The sound I'm getting isn't horrible, I've heard worse but it's not something I would personally call good either, I'm looking to get a more polished and ballsy tone. I think my tone right now may have too much high end but that't probably due to micing on the cap.
 
I think that it is better to simplify wherever possible.

For instance, one mic is pretty standard,
then you need to find out through trial and error the
best place to put it.

I would first get your amp / guitar sounding the way you
want it, and then work on capturing the sound with the
SM57, which should work fine.
 
Lets start with my gear and settings......

-........Presence: 8
-........Mid: 6
-........BBE Sonic Stomp - Process: 7

There is a good place to start. That is a ton of mid and hi mid frequency boost! Presence on 8 AND a BBE Sonic Stomp with (hi process) on 7?? No wonder it sounds too bright.

Your "live" sound may sound great to your ears in a room standing 10 or 20 feet away from the speakers, but microphones are not ears and they are not 10 feet away. You do not need a sonic stomp to get a good recording. I thought this before I listened to your clip, and what I heard in the clip has, imo, waaaayyy too much presence or hi mid in it. It would be very hard to listen to that tone for any length of time.

If you are going to use 2 mics, then in my opinion it won't do you any good to use 2 identical mics. If you want to phatten up the tone that gets recorded, use two different mics. Nothing fills in the gaps in that bright sound like a Sennheiser E906.

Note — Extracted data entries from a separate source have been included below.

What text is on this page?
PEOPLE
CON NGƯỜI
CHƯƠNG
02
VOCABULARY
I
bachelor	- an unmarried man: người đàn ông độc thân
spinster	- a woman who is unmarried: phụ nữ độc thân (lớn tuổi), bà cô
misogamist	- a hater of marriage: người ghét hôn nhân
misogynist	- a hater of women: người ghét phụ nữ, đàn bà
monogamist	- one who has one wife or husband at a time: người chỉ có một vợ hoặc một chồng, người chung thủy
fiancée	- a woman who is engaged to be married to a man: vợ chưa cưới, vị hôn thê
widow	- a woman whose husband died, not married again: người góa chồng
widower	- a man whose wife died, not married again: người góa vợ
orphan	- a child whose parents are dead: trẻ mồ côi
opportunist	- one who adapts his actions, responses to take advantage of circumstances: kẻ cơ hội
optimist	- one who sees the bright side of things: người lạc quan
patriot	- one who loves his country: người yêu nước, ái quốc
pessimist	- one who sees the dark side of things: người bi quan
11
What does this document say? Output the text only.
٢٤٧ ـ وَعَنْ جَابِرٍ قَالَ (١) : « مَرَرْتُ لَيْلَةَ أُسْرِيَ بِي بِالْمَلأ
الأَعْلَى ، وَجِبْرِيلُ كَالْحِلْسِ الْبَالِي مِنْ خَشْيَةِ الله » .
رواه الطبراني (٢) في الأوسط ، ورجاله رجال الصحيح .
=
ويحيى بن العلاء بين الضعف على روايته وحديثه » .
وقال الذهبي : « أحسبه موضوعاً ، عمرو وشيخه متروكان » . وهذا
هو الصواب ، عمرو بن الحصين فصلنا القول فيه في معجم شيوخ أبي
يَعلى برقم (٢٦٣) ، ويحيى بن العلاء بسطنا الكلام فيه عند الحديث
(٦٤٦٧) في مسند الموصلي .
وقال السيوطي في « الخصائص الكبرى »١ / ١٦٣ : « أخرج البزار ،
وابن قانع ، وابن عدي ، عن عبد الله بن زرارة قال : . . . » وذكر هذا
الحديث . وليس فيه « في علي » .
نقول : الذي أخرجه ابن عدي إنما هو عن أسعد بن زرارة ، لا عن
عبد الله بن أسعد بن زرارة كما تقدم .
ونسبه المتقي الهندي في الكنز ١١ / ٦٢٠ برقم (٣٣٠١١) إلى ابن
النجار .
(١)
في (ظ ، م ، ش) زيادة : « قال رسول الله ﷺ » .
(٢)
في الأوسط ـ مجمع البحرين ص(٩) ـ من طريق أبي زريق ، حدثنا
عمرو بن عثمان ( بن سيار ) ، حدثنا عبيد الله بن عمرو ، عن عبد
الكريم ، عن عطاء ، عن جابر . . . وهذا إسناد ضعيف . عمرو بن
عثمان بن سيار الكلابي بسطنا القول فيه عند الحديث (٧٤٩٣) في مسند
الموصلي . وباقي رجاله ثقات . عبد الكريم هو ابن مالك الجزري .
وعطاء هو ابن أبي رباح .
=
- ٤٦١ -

If you can isolate your guitar speaker, then listen to the sound coming thru the monitors and tweak your rig according to that. You will get better results if you tweak your sound for recording first, then use that sound for live (turn it up louder, don't make it brighter)......instead of tweaking a live sound and then trying to record it. Every article I've read about big names recording, they all say the sound that gets recorded is usually very different from the sound that gets used on stage.
 
I posted a new version just now. I took out the sonic maximizer and dialed back the presence a bit. I went to a single mic, and moved it back a few inches and aimed it away from the cap.